SIL – What’s next on the horizon for you and for Alepine?

DH – This winter I will be full time in the French Alps promoting Alepine. The aim is to get it on offer in as many places as possible. Ultimately it would be awesome to start brewing in the Alps, but we need to be sure the beer has enough demand before we plunge into those sorts of expensive waters! Over the winter I will be keeping our following updated with our silly Vlogs (on Alepine’s Facebook page) which are thoroughly silly, but relatively entertaining if you are stuck in an office all day and need some procrastination!
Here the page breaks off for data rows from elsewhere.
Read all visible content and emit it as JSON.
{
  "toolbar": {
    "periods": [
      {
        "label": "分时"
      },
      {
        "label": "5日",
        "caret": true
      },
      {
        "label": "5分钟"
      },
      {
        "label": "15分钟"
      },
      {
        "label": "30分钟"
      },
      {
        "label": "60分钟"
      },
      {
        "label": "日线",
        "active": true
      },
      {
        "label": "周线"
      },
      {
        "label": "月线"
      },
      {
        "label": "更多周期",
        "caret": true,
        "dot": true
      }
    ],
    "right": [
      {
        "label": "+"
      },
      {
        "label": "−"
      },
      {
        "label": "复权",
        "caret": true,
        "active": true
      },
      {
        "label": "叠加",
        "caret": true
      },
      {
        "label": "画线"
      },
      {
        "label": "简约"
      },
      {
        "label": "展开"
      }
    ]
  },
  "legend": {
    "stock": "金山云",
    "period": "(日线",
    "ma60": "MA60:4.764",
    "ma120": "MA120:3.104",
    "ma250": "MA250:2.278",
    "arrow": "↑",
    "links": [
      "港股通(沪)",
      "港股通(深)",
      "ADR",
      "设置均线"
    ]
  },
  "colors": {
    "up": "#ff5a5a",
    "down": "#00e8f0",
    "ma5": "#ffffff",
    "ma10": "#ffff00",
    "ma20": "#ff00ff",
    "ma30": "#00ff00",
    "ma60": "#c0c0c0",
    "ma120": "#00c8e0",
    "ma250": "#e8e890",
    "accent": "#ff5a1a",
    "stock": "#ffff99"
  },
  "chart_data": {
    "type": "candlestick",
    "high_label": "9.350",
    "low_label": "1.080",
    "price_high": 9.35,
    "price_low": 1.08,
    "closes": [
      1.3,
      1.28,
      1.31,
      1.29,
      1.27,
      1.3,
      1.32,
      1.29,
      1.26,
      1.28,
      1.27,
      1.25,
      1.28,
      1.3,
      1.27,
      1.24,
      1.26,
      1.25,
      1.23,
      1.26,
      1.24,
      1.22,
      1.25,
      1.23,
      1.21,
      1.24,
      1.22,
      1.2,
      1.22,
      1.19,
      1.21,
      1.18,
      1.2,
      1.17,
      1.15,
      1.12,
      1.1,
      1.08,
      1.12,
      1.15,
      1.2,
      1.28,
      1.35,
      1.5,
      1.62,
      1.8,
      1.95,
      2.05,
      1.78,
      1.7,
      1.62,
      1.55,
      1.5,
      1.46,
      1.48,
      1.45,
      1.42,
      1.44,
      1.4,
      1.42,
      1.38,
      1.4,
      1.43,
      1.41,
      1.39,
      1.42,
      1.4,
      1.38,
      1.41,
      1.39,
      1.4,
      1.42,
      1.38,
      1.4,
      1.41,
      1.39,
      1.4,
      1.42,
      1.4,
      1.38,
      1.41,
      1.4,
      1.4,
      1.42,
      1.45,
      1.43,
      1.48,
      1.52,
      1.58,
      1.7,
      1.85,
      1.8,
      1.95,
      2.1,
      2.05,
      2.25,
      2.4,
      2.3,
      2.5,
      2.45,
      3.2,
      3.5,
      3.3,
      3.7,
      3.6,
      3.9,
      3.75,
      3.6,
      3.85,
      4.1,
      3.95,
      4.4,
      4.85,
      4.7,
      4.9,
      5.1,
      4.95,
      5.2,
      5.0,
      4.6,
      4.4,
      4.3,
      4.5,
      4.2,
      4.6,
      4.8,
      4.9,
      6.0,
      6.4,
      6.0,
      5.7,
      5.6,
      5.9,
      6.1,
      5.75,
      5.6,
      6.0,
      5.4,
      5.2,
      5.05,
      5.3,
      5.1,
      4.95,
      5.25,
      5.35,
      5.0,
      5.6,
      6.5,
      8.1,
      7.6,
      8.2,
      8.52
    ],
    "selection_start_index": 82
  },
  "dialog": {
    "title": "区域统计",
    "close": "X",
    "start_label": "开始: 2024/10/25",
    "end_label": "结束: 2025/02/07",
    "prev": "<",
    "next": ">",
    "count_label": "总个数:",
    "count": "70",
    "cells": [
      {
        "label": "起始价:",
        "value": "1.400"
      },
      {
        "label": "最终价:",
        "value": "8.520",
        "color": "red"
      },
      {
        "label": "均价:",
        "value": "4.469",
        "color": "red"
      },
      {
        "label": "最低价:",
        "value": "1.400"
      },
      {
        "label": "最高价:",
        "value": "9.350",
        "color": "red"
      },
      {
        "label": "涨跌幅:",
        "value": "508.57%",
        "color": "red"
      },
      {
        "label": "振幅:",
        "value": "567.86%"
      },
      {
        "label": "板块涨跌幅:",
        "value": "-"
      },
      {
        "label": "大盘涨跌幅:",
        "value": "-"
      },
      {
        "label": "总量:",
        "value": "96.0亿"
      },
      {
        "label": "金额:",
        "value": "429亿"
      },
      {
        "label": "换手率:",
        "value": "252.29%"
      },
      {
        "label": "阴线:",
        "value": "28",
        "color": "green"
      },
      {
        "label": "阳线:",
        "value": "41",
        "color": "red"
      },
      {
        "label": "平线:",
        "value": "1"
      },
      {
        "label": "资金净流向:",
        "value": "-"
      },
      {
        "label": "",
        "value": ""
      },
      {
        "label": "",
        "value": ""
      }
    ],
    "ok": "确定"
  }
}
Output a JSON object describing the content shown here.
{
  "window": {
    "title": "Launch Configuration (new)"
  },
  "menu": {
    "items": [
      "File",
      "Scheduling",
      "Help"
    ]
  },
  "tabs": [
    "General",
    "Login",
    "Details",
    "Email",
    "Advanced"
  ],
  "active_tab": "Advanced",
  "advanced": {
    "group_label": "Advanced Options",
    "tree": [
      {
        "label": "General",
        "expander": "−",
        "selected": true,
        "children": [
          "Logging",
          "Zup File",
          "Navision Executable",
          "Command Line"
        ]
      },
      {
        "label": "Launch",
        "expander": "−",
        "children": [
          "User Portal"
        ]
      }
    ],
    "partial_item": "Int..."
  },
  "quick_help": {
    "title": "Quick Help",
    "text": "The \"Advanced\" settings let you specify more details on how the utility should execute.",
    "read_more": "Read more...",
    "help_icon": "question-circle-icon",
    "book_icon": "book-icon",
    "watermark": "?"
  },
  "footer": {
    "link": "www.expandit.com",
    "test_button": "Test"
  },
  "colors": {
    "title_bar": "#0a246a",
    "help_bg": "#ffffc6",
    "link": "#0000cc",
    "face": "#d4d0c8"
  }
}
We are running a competition for the 2015/16 season that will get the winner a free crate of beers delivered to their chalet/hotel whilst on your ski holiday. Visit Alepine’s Facebook page: Share the page whilst commenting/tagging the perfect bar/restaurant/chalet/hotel that you would like to see Alepine stocked in. The winner will be the person who gets the most “likes” from this post – open to businesses and individuals alike.

For any bars/restaurants/chalets/hotels that would like to talk about stocking Alepine email

Obviously, Ski In Luxury would like to say a big thank you to David from Alepine for taking the time to answer our questions. We wish him every possible success for the future.